While employer-based savings plans are languishing in the post-KiwiSaver world, the master trust market will linger on for some time yet as contributions continue to roll in. Master trusts may even see further growth as a number of stand-alone employer schemes seek to hand over responsibilities.

Beattie said the master trust plan remains a “work in progress” for now with a number of other projects on the go, including a potential annuity-like product to meet the needs of a growing retiree market.

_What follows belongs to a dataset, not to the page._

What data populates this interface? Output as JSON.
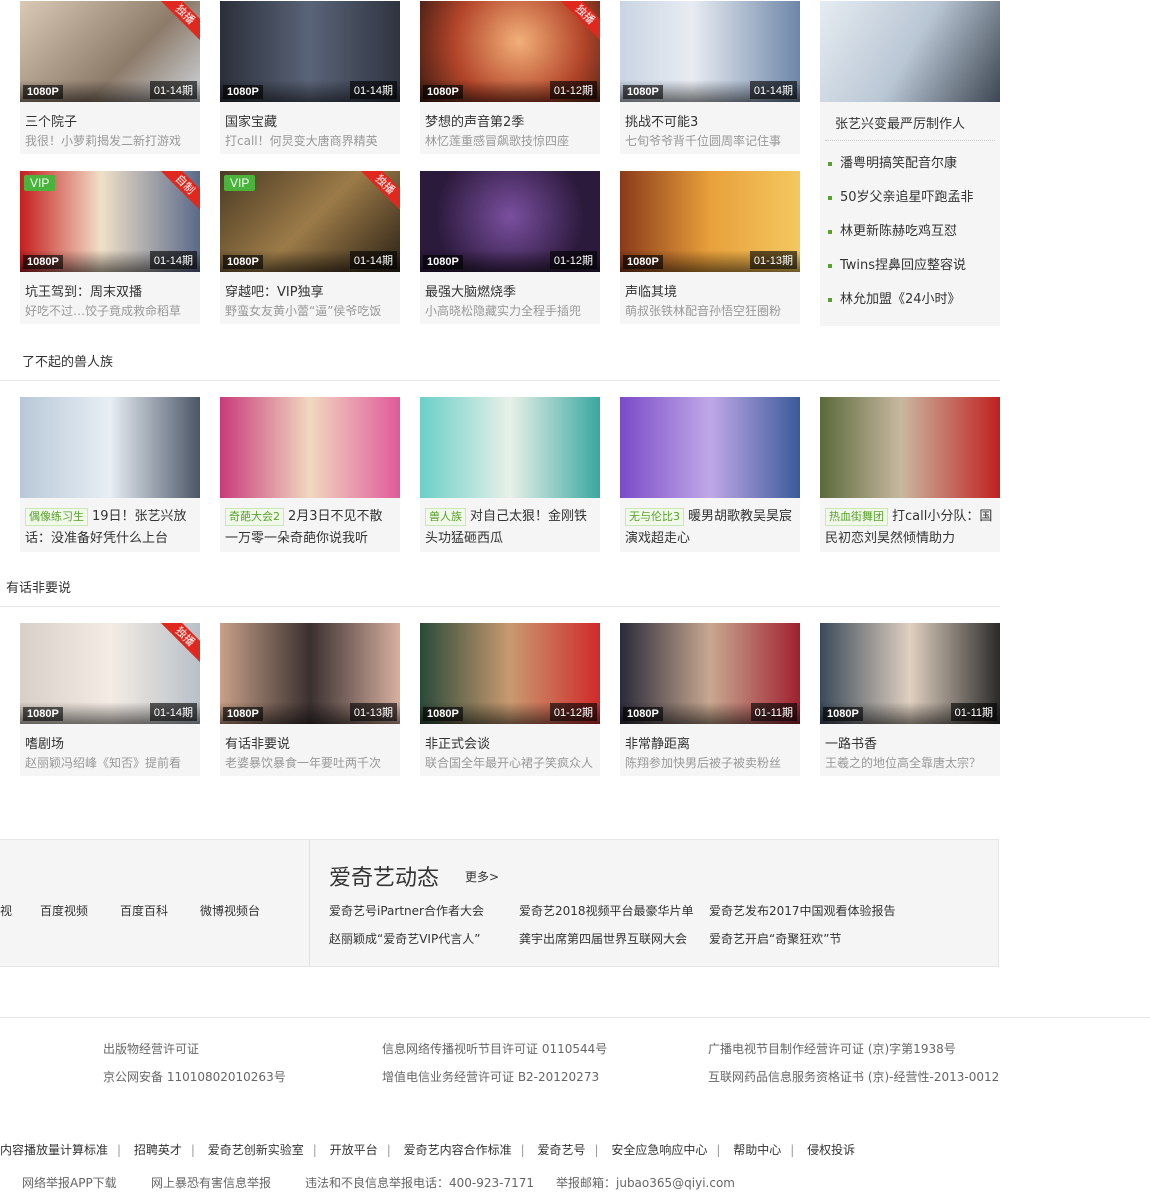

Currently, the Lifetime Income Group is the sole provider of a guaranteed retirement income product in NZ with its ‘variable annuities’ offer.

“We’re keen to see another option,” he said.

Peter Long, Booster senior product manager, outlined the opportunties for annuities in NZ at the group’s recent annual conference in Wellington.

The November conference attracted record numbers, Beattie said, in a watershed year for the NZ financial advisory industry.

In addition to the onset of the Financial Services Legislation Amendment Act (FSLAA) regime, NZ financial advisers were facing an onslaught of technological change, he said.

“The arrival of artificial intelligence and other technology is challenging traditional advice models,” Beattie said. “Our view is that advisers have to embrace the technology.”

He said technology can help free up advisers from mundane tasks, giving them more time to deal directly with clients.

“We think the hybrid robo-advice model is the way of the future,” Beattie said.

Booster manages over $3 billion, about half of which is in its KiwiSaver scheme.